Targeting a sustainable recovery with green TLTROs


This report from Positive Money Europe and the Sustainable Finance Lab explains how the European Central Bank (ECB) can encourage private banks to lend more money for green investments. If the ECB were to adjust their TLTROs program, green loans for SMEs and households would become much more favorable.

This report, written by Jens van ’t Klooster and Rens van Tilburg, argues that TLTROs can become specific loans from the ECB to private banks with favorable terms, provided that the private bank lends the money to specific sectors. The ECB sets the interest rate based on how many outstanding green loans a private bank has. As a result, private banks can borrow money from the ECB for free or even at negative interest rates, as soon as they use this money for climate recovery.

This report therefore provides insight into how you can achieve both business and a green recovery now, during covid-19. Or as Dirk Schoenmaker, professor of Banking and Finance at Erasmus University and also SFL member, points out in the foreword to this report:

“Why finance a business-as-usual approach first and only later phase out the climate negative part of this business out, while stimulating the green part? You may as well start by stimulating the green part first.”

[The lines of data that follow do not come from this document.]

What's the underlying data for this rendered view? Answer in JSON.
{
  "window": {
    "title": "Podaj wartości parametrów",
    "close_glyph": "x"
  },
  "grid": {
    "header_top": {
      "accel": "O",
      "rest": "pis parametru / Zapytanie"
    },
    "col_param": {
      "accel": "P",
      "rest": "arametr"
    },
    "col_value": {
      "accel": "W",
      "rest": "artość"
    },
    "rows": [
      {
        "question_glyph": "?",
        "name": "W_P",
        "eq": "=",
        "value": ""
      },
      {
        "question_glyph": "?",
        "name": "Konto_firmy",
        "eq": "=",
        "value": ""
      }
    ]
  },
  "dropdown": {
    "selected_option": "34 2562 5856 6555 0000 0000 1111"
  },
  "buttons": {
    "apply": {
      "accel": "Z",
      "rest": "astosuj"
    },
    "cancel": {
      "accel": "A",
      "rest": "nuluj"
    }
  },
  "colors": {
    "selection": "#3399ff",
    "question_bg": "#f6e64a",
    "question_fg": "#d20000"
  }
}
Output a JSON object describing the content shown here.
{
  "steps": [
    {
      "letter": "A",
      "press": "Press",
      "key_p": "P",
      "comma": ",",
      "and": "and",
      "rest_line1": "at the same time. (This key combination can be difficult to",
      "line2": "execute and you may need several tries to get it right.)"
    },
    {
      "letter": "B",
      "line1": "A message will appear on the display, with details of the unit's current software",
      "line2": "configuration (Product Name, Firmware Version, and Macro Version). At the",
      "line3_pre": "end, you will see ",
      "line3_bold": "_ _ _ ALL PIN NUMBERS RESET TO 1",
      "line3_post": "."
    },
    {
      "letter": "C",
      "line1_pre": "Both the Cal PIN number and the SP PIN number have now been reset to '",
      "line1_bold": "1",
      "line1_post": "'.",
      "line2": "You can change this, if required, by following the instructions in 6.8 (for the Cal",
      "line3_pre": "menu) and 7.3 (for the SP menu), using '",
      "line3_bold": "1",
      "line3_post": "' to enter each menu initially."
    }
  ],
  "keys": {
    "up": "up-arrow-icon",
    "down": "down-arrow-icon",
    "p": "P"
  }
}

Rens van Tilburg further argues why it is crucial to green TLTROs:

“The TLTRO is the ECB’s ‘bazooka no one knows about’. It is massive and has a big impact on the economy. But TLTROs currently risk exacerbating unsustainable trends in bank lending, leading to more stranded-assets and intensifying climate change. This is why greening the TLTRO is crucial for the ECB to act in line with the political priorities outlined in the Next Generation EU-Recovery package and the Green Deal.”